- Directed by: José Conrado Castelli
- Written by: José Conrado Castelli
- Starring: Héctor Gióvine, María Marchi, Ricardo Alanis, and Alejandro Duncan
- Cinematography: Víctor González
- Edited by: Darío Tedesco
- Production company: J.C.Castelli Productor Cinematográfico y Asoc.
- Distributed by: Instituto Nacional de Cine y Artes Audiovisuales
- Release date: 1996;
- Running time: 105 minutes
- Country: Argentina
- Language: Spanish

= Amor de otoño =

1996 film directed by José Conrado Castelli

Amor de otoño ("Autumn Love") is a 1996 Argentine film, directed by José Conrado Castelli, who also wrote the screenplay based on Anton Chekhov's short story The Cigar.

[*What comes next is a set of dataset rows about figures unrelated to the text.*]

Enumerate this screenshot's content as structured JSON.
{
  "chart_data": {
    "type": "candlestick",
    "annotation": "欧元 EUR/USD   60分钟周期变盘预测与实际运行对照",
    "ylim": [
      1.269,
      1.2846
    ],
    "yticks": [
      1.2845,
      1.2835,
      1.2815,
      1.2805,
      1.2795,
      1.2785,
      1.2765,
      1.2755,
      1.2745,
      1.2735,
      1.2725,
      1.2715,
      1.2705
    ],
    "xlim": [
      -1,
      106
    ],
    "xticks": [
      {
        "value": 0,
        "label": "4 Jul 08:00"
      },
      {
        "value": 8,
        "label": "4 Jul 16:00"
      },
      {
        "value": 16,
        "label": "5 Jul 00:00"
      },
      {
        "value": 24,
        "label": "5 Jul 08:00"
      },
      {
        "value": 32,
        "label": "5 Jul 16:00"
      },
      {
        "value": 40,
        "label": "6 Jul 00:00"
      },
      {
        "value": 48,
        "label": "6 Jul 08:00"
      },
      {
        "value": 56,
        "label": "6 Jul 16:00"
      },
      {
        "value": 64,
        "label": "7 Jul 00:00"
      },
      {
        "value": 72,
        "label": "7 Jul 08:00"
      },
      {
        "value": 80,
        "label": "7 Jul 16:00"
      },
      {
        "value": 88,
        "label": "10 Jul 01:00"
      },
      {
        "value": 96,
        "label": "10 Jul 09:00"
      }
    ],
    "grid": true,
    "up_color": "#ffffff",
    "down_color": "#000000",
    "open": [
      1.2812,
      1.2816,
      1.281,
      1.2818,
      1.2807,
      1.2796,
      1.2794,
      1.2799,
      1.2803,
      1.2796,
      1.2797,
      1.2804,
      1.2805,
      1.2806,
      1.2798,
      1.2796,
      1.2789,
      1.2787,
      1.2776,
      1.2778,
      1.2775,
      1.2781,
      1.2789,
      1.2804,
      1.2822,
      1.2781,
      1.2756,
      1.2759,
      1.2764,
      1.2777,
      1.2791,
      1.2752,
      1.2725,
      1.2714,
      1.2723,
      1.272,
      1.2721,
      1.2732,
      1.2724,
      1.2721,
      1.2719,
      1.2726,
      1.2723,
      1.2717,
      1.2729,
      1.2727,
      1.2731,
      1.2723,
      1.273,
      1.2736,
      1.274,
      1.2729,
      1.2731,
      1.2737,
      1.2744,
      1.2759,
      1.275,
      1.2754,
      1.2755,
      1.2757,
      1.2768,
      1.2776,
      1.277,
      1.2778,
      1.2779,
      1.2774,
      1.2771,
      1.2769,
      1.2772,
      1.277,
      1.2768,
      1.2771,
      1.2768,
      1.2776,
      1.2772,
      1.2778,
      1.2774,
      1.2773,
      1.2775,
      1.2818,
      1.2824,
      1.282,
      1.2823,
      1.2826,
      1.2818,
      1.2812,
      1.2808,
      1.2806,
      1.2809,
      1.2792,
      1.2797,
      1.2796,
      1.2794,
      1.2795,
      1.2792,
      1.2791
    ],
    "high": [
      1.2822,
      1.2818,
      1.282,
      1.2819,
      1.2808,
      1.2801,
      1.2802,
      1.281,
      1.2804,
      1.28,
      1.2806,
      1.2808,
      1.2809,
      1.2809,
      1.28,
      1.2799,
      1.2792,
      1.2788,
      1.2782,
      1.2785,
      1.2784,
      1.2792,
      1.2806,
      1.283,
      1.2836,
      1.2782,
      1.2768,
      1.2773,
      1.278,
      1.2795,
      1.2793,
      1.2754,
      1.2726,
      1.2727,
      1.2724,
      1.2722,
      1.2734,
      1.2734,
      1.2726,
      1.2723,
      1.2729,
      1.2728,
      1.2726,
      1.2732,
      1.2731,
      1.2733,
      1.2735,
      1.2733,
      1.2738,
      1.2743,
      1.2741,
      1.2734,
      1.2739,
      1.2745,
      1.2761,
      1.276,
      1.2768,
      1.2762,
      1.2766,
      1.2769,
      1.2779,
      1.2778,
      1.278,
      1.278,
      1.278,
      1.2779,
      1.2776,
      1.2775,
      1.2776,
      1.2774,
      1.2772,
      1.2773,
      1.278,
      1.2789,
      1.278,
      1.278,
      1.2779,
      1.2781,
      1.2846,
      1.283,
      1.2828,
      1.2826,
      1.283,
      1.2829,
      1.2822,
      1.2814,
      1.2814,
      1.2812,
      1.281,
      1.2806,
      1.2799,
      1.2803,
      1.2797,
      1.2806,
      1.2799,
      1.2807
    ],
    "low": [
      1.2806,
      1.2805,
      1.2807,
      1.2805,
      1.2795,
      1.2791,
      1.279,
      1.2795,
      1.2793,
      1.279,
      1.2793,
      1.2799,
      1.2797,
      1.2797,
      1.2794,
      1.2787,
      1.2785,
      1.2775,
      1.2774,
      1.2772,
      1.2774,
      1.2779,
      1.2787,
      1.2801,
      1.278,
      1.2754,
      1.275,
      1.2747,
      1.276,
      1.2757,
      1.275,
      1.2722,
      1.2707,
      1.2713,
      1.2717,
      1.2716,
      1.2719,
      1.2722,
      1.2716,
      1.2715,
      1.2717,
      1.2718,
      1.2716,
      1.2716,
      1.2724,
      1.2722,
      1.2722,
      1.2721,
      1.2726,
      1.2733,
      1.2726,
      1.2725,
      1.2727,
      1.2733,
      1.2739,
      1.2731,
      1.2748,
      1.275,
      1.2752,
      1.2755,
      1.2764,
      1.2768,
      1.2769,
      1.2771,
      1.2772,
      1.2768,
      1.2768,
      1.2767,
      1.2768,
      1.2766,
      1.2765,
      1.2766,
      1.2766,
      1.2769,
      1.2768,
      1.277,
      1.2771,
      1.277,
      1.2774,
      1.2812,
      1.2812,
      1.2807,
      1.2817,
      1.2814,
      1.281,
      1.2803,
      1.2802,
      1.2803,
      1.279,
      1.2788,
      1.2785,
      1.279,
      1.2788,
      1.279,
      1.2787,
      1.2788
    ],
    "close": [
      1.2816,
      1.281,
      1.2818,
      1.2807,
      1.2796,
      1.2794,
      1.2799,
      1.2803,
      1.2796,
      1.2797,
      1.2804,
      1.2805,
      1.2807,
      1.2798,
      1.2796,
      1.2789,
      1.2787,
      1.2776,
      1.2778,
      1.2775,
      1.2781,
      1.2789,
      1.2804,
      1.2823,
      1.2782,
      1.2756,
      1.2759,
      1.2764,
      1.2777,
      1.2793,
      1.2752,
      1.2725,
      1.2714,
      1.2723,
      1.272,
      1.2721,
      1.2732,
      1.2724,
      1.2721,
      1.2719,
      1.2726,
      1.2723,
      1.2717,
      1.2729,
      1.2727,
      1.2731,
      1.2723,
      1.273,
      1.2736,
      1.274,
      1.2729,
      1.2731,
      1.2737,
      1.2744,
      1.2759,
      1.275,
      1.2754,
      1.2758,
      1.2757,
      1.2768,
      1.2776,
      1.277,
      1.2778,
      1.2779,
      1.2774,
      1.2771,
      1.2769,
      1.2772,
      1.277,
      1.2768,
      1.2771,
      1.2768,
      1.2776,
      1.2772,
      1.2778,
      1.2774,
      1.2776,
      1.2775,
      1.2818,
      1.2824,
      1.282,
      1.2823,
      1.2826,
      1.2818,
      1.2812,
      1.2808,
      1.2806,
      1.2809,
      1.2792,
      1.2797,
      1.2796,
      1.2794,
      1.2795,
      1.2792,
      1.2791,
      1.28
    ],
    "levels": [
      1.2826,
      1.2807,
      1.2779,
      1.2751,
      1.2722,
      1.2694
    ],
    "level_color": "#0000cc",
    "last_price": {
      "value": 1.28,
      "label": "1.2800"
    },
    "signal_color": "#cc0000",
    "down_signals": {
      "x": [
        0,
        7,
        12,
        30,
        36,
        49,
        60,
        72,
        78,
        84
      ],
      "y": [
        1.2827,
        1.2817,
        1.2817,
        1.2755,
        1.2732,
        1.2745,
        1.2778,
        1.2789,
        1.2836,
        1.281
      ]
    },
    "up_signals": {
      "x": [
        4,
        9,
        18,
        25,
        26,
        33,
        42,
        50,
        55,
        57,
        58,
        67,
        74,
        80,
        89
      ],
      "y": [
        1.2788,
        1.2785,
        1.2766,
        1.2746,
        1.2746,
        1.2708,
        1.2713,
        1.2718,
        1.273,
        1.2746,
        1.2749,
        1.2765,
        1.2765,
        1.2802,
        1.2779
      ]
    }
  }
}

The film premiered on November 28, 1996, and features a cast including Héctor Gióvine, María Marchi, Ricardo Alanis, and Alejandro Duncan.

The film includes costumes by Paco Jamandreu, who died on the set.

== Synopsis ==
Based on a Chekhov story adapted to the modern era, the film follows the journey of a mature woman as she reassesses her marriage during a countryside outing with friends.

==Cast==
- Héctor Gióvine
- Maria Marchi
- Ricardo Alanis .... Castro Rendón
- Alejandro Duncan
- Celia Camus
- Néstor Franco
- Gustavo Balbuena

==Reception==
In their book Un diccionario de films argentinos: 1996-2002, Raúl Manrupe and María Alejandra Portela note that it is a "serious candidate for the worst Argentine film in history", heavily criticizing
the film's direction and waste of the actors "in morose gestures and existential voids that do not interest anyone", and lambasting the director for "stubbornly literally destroying the Chekhovian tale by inventing useless stereotypes".